Evolution of GST in India
GST Law & Practice Notes
B.Com 6th Sem CBCS Pattern
Table of Contents
Article 245 of the Constitution is the source of all legislative powers of Parliament and State Legislatures. Article 246 has demarcated the legislative powers between the Union and the States by way of three lists of the Seventh Schedule to the Constitution. Under the existing constitutional arrangement relating to indirect taxation, while the States are authorised to levy and collect VAT, CST (Central Sales Tax), Entry tax, Luxury tax, Entertainment tax, Electricity duty, State excise duty, the Centre is authorised to levy and collect excise duties, service tax, custom duties etc. The centre does not have authority to impose tax on sale of goods and the States do not have power to lever tax on services.
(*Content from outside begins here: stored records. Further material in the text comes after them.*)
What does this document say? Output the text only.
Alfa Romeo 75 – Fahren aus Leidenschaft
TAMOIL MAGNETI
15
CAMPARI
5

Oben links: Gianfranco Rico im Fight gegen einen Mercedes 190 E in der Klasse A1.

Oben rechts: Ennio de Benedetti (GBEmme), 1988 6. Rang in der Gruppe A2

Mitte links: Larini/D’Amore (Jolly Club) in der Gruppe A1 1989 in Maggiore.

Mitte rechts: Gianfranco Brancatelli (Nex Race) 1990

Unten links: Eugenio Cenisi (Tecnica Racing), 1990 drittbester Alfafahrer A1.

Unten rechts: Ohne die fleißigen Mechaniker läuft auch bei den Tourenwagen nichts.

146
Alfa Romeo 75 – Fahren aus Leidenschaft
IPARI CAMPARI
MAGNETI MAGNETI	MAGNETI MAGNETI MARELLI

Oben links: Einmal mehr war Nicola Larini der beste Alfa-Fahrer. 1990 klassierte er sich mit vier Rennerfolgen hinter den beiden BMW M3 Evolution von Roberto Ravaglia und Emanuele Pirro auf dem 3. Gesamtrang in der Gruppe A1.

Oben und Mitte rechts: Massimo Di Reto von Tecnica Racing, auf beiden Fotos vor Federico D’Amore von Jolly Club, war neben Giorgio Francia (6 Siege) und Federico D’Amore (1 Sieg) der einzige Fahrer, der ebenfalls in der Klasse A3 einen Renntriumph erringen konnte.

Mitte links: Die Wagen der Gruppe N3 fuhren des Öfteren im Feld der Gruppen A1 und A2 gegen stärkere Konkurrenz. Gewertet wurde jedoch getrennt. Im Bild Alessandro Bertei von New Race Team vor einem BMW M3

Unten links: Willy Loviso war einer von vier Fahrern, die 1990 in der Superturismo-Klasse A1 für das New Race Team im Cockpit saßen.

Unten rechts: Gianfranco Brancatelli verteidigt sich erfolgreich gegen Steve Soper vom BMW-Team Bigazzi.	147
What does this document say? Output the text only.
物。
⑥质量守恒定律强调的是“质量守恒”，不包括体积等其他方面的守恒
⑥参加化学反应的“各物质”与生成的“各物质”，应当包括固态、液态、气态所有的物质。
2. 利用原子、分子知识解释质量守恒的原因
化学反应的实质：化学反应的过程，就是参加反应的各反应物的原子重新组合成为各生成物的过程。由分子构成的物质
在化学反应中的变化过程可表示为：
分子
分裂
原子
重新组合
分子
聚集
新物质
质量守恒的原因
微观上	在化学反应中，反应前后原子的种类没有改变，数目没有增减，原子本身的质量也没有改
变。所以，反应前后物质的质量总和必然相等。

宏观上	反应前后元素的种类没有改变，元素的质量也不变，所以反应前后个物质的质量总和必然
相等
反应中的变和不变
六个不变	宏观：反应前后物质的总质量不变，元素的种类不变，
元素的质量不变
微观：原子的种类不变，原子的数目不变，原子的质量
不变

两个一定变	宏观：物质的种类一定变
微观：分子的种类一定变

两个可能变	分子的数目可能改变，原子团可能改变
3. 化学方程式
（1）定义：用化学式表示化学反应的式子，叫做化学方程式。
The Centre has the exclusive authority to levy tax on services and excise duty on manufacture of goods, whereas the States have the exclusive authority to levy tax on sale of goods. This exclusive division of fiscal powers has led to multiplicity of indirect taxes resulting in a complex indirect tax structure in the country that is ridden with hidden costs for the trade and industry.
Need of GST in India
There was no uniformity of tax rates and structure across States, Cross utilization of credit of excise duty and service tax, levied by the Central Government, was not available while paying VAT, levied by the State Government and vice-versa. Hence, the prices of goods and services get artificially inflated to the extent of this tax on tax’.
There are onerous compliance requirements in terms of paper work, time and resources of umpteen numbers of indirect tax legislations of the present tax system which make the compliance cost very high for tax payers. The existing indirect tax structure has disintegrated the Indian market by creating tax barriers which have hampered efficient production and supply chain models in the economy. In order to do away with all the defects in the indirect tax system during pre-GST regime, the need to reform indirect tax system then existing in India was felt.
Further, the need for such reforming in indirect tax system became the need of the hour when India started following the path of liberalisation in 1991. However, serious work to integrate indirect tax legislations and simplify it did not start until the year 2000. Comprehensive and common in indirect tax legislation was possible only when the central and state governments worked together as India is having a federal structure.
History of GST
France was the first country to implement GST in the year 1954. Within 62 years of its advent, about 160 countries across the world have adopted GST because this tax has the capacity to raise revenue in most transparent and natural manner.
Initiative by Vajpayee Government
In the year 2000, the Vajpayee Government started discussion on GST by setting up an empowered committee, headed by Asim Dasgupta, (Finance Minister, Government of West Bengal). The committee was given the task designing the GST model and overseeing the IT back-end preparedness for its rollout.
Kelkar Task Force 2004
The Finance Ministry of Government of India set up a Task Force under the chairmanship Mr.Vijay Kelkar in 2004 on the implementation of Fiscal Responsibility and Budget Management. It made recommendations to bring about a radical transformation of the Indian Tax System. It disagreed with the existing approach of the government to reduce government expenditure to achieve the fiscal consolidation. It has advised to go for a Revenue-led Approach which focuses on enhancing the revenues instead of compressing the expenditure. It went further to suggest that the Government should enhance capital expenditure in order to counterbalance the contraction effects of fiscal consolidation.
The Goods and Service Tax is an outcome of the recommendations of the Task Force under the chairmanship of Mr. Vijay Kelkar. In India the draft of Goods and Service Tax (GST) was presented in the parliament in August, 2009.
Initiative of NDA Government
Subsequently, the then Union Finance Minister, Shri P. Chidambaram announced that GST would be introduced from April 1, 2010. Since then, GST missed several deadlines and continued to be shrouded by the clouds of uncertainty. The talks of ushering in GST, however, gained momentum in the year 2014 when the NDA Government tabled the Constitution. (122nd Amendment) Bill, 2014 on GST in the Parliament on 19th December, 2014. The Lok Sabha passed the Bill on 6th May, 2015 and Rajya Sabha on 3rd August, 2016. Subsequent to ratification of the Bill by more than 50% of the States, Constitution. (122nd Amendment) Bill, 2014 received the assent of the President on 8th September, 2016 and became Constitution (101st Amendment) Act, 2016, which paved the way for introduction of GST in India. In the following year, on 27th March, 2017, the Central GST legislations – Central Goods and Services Tax Bill, 2017 integrates Goods and Service Tax Bill, 2017, Union Territory Goods and Services Tax Bill, 2017 and Goods and Services Tax (Compensation to States) Bill, 2017 were introduced in Lok Sabha. Lok Sabha passed these bills on 29th March, 2017 and with the receipt of the President’s assent on 12th April, 2017, the Bills were enacted.